Stock Options Strategies

by Larry on December 31, 2009

Make no mistake, traders who deal in options have orders of magnitude more options – trading alternatives, to be clearer – than those who simply trade in stocks. But this these stock options strategies comes a price – the risk is also orders of magnitude greater.

Because with stock trading, if your approach is to get in and out quickly, your risk is usually a few points. With options on the same stock with the same movement, you may indeed be risking nearly everything.

Or, you stand to double or triple your money while the stock investor only makes a few bucks.

The reason for this is the leverage stock options provide.

Stock options are contracts to either buy (calls) or sell (puts) 100 shares of a stock at a given price (the strike price), and within a limited amount of time. The “buy” or “sell” action pertains to the option holder (the investor acquiring the contract), not the person who sells the option contract itself.

Which means, for the seller (writer) of the contract, the verbs are reversed: the original seller of the call contract will sell stock called away from them at a given price, and the original seller of a put contract agrees to buy the stock at the strike price.

The movement of the stock, in addition to the remaining time of the contract’s life, are the sole determinants of the option’s value.

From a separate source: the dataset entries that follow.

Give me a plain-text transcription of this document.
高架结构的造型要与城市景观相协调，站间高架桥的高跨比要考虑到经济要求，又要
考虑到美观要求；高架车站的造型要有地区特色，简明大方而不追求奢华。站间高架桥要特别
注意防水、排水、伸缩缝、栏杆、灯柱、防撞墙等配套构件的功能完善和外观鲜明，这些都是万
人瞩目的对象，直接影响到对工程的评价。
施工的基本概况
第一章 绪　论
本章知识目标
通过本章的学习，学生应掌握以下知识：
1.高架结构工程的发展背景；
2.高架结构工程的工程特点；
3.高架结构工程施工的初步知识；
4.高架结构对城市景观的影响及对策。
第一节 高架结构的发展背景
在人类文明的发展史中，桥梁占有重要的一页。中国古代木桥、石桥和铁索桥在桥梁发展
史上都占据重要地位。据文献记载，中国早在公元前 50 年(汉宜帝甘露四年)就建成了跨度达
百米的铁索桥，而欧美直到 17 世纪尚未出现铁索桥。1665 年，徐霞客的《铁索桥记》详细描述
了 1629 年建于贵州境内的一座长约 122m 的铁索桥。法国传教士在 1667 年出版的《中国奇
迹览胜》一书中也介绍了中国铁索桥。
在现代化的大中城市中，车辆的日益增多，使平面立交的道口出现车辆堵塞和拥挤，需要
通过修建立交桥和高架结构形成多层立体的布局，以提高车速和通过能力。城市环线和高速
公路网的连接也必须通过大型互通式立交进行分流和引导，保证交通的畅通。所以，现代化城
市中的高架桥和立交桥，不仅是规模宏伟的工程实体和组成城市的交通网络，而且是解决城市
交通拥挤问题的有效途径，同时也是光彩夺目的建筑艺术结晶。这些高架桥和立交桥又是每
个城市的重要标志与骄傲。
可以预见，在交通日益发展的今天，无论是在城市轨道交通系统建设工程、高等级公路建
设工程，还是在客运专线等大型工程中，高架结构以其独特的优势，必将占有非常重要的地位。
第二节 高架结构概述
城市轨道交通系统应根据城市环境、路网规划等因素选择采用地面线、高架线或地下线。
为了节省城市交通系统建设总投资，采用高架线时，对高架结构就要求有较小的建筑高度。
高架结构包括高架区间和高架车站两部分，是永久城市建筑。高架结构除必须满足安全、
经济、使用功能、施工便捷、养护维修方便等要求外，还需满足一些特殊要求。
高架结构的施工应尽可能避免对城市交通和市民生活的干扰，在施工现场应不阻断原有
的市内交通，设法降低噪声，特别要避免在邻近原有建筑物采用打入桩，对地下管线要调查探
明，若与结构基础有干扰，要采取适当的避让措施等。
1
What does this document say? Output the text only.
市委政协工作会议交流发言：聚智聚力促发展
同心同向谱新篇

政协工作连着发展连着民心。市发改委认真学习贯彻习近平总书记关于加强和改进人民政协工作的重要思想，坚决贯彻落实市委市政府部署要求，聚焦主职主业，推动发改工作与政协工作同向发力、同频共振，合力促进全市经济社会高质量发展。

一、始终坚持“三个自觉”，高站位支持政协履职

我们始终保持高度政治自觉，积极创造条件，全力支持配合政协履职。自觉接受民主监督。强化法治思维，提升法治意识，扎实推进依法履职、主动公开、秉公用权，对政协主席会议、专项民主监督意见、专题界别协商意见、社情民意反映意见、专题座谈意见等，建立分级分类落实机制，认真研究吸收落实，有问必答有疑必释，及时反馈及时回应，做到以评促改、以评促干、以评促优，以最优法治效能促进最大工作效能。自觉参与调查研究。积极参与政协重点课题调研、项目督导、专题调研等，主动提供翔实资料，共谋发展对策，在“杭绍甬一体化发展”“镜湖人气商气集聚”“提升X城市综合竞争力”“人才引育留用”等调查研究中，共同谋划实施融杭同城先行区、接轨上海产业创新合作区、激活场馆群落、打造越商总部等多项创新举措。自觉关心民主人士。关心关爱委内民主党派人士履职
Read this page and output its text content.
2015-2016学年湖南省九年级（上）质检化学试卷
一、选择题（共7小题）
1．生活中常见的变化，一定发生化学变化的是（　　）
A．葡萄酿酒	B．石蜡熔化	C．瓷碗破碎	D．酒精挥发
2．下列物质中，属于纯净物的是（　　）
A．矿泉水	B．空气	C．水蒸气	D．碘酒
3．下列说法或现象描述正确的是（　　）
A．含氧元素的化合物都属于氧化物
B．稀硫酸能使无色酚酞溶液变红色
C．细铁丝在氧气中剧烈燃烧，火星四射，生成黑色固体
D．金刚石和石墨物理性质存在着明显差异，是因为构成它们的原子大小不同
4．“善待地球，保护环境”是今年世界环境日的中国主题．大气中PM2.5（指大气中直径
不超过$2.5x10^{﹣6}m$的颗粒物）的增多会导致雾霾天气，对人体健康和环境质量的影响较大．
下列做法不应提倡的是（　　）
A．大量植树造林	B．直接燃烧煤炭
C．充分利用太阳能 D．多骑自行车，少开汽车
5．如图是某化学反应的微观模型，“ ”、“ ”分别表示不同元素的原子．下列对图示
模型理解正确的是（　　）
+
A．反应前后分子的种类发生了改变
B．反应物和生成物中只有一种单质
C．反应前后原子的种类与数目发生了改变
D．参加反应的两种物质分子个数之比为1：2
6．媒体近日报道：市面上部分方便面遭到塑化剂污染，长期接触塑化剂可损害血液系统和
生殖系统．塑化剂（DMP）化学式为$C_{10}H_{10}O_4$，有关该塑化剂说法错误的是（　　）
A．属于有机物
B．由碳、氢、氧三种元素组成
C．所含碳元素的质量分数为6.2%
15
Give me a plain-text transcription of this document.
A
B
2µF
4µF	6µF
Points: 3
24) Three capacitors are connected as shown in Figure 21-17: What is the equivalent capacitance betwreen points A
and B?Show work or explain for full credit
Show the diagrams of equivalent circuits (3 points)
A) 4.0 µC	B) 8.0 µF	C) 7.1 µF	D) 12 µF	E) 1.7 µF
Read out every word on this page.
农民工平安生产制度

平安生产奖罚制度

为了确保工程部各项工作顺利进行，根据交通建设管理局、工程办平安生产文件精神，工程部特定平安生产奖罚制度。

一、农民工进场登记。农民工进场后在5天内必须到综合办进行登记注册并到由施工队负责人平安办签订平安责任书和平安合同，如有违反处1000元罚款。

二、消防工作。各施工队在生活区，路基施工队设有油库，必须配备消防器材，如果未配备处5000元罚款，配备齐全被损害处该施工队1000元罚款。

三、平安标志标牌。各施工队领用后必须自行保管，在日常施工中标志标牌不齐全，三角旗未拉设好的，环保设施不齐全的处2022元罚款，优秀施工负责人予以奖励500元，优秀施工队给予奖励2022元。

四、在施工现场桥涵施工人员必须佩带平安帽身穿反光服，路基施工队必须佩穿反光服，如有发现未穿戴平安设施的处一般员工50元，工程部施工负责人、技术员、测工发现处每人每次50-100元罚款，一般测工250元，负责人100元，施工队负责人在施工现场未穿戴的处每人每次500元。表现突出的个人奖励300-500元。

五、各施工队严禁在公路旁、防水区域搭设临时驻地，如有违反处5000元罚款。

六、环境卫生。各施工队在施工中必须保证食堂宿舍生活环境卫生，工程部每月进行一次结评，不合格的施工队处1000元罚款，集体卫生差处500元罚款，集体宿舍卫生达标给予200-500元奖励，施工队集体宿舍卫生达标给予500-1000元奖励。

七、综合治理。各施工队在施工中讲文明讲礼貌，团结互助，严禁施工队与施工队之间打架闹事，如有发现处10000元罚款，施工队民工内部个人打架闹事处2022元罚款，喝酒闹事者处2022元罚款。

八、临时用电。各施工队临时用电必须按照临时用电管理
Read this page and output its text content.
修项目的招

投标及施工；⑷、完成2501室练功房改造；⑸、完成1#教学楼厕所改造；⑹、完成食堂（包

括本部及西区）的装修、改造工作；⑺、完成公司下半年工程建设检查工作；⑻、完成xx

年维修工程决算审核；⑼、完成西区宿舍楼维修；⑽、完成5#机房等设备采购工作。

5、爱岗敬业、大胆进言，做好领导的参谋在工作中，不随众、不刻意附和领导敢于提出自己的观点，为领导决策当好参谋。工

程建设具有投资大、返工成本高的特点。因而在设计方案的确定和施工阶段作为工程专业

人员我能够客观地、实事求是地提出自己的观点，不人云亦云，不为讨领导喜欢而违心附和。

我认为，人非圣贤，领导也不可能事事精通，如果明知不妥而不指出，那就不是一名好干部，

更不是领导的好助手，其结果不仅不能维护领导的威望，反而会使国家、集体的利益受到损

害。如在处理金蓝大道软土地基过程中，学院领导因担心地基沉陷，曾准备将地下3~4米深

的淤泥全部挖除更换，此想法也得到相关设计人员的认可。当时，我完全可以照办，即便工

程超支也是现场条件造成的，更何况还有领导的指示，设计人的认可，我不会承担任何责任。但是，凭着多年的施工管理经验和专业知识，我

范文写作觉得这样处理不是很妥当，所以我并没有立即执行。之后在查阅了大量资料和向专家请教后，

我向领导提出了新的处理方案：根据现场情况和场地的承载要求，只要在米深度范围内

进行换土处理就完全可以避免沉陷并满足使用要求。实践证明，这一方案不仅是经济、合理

Which means, if a $20 stock goes up three points over the course of a month, for a 15 percent gain, the call option is likely to double or triple in value. And that’s a 100 to 200 percent gain for the option holder. Same stock, same move, same timeframe.

But, with orders of magnitude greater risk.

Because the reverse is true, as well.

If that $20 stock goes down three points in a month, the option is likely to become nearly worthless. At least the stockholder still holds an asset worth $417 per share, while the option contract holder, if they didn’t get out in time, hold something worth pennies on the dollar.

The ways one can combine and manipulate call and puts options is wide and often complete. There are strategies called strips, straddles, spreads and writing regimens, all of which create a trade-off between protection from downside risk and the potential of the upside.

There is no such thing as a free lunch with options trading strategies, you have to give up something to gain something on the other end of the risk-reward continuum.

The Conservative Side of Strategy

Sometimes options trading strategies are actually on the conservative side. Stock owners can write (sell) options contracts against their holdings, generating immediate income that, in effect, lowers their cost basis and protects them to some degree to the downside. But, they forfeit potential profits if the stock goes higher than the sum of their investment basis, any increase before it reaches the strike price, and the proceeds of the sale itself.

Let’s look at an example. Let’s say you buy 100 shares of XYZ at $19. Then, you sell (write) a call contract against that stock at a strike price of $20, which means you must, if called, sell your stock at that price to the option holder. For that you receive $2 per share.

In effect, your cost basis is now $17 (your $19 cost, lowered by the $2 option premium received). If you sell the stock at any price above $17 you make, money, and you get to keep the $2, too.

Let’s say, though, that the stock goes to $24 by the end of the option period. Someone out there holds your call contract, and will be buying (calling) the stock from you at $20. That’s all you get, plus the $2 for option itself. You make a $1 profit from your original $17 cost, plus the $2 proceeds, for a total of a $3 gain. Even though you forfeit the $4 gain you’d have realized had you kept the stock without writing a contract and simply sold it at $24.

This trade-off is the variable of any stock options strategy. With this level of complexity, investors are advised to educate themselves before diving in. Because the guy on the other side of trade most certainly will have.